In an exclusive interview with The National at the Oslo World music festival in Norway, the British-Egyptian singer says she has already been in a London studio with group member and producer Tim Whelan, where she recorded elements for two songs set to be released as part of a new album – their first in 12 years.
“I've done a song that features a sitar player and the other song is a bit more bluesy and has a good groove to it,” she says. “I would describe the album as very much Transglobal Underground, but it has been updated for the 21st century.”
The news will come as a relief for fans who have heard very little about the album's progress since the band announced a modest Kickstarter campaign to fan-fund the project back in March. The band has exceeded its Kickstarter goal of GBP5,000, with over GBP7,600 pledged. According to the site, the album is set to be released in January next year.
As well as working in the studio, Transglobal Underground toured the UK sporadically last year. With their 1993 classic debut album, Dream of 100 Nations, soon approaching its 30th anniversary, Atlas says she is not averse to going on a full tour to celebrate the much-loved work.
“After the success of the UK shows there has definitely been a lot of interest,” she says. “A lot of dates have been proposed and I do hope we can do more.”
Until then, Atlas will be busy touring her own solo album, Strange Days. Released last month, the new song collection has Atlas finally embracing her love of jazz music.
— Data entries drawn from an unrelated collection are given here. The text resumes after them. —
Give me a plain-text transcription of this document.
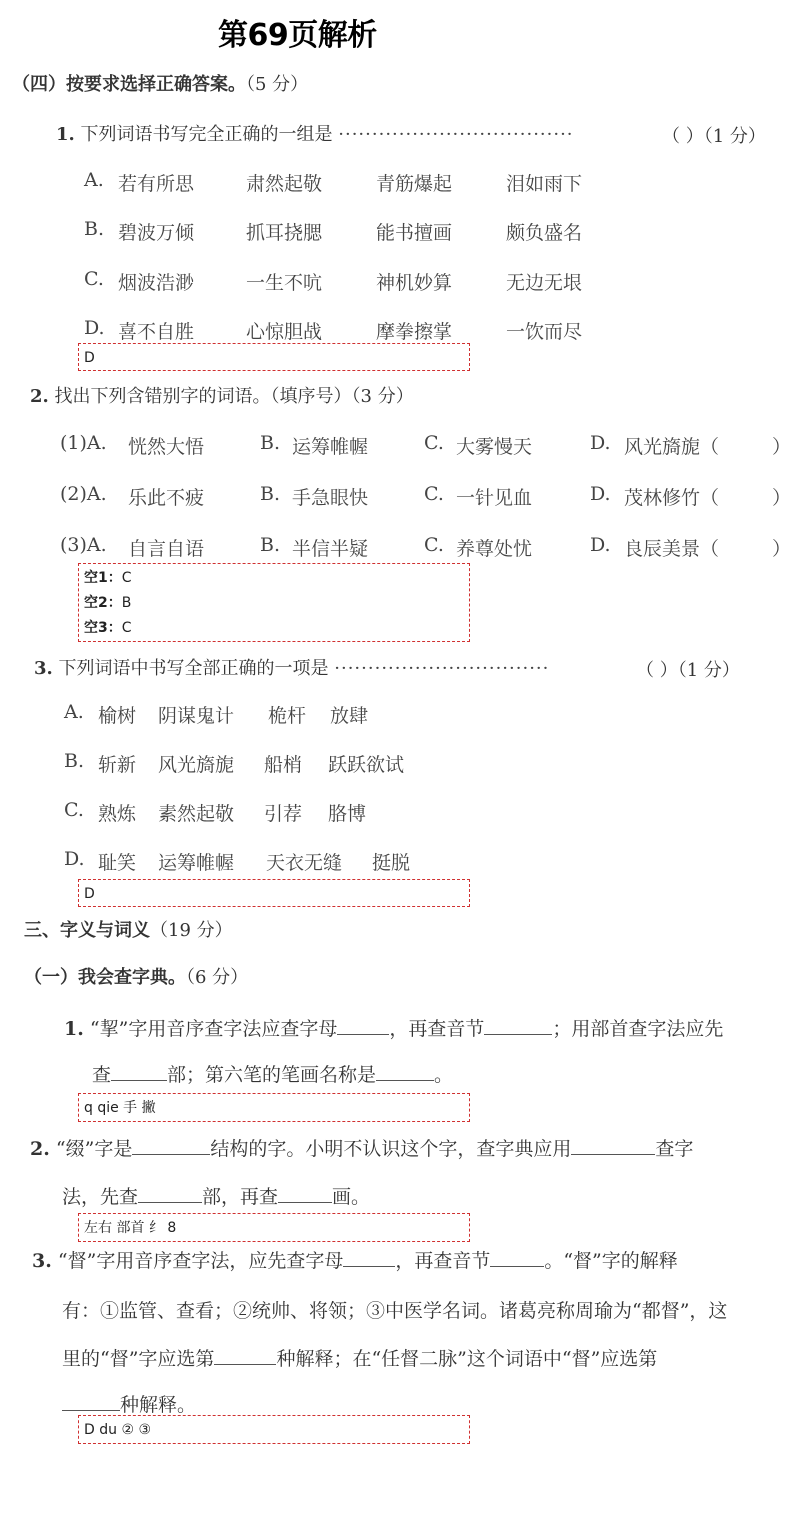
第69页解析
（四）按要求选择正确答案。（5 分）
1. 下列词语书写完全正确的一组是 ···································	（ ）（1 分）
A. 若有所思	肃然起敬	青筋爆起	泪如雨下
B. 碧波万倾	抓耳挠腮	能书擅画	颇负盛名
C. 烟波浩渺	一生不吭	神机妙算	无边无垠
D. 喜不自胜	心惊胆战	摩拳擦掌	一饮而尽
D
2. 找出下列含错别字的词语。（填序号）（3 分）
(1)A. 恍然大悟	B. 运筹帷幄	C. 大雾慢天	D. 风光旖旎（	）
(2)A. 乐此不疲	B. 手急眼快	C. 一针见血	D. 茂林修竹（	）
(3)A. 自言自语	B. 半信半疑	C. 养尊处忧	D. 良辰美景（	）
空1：C
空2：B
空3：C
3. 下列词语中书写全部正确的一项是 ································	（ ）（1 分）
A. 榆树 阴谋鬼计 桅杆 放肆
B. 斩新 风光旖旎 船梢 跃跃欲试
C. 熟炼 素然起敬 引荐 胳博
D. 耻笑 运筹帷幄 天衣无缝 挺脱
D
三、字义与词义（19 分）
（一）我会查字典。（6 分）
1. “挈”字用音序查字法应查字母	，再查音节	；用部首查字法应先
查	部；第六笔的笔画名称是	。
q qie 手 撇
2. “缀”字是	结构的字。小明不认识这个字，查字典应用	查字
法，先查	部，再查	画。
左右 部首 纟 8
3. “督”字用音序查字法，应先查字母	，再查音节	。“督”字的解释
有：①监管、查看；②统帅、将领；③中医学名词。诸葛亮称周瑜为“都督”，这
里的“督”字应选第	种解释；在“任督二脉”这个词语中“督”应选第
种解释。
D du ② ③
But this doesn't come at the expense of her signature Middle East-inspired vocal melodies.
“I have always been skirting around the periphery of jazz music and slowly getting there. A lot of that is down to my band, who are great jazz musicians. The funny thing is I love jazz and they love Arabic music; this is why there has always been a mix of the two,” she says.
“But for this album, I wanted to come closer to my band, so to speak. I wanted the new music to give them space to show what they can really do.”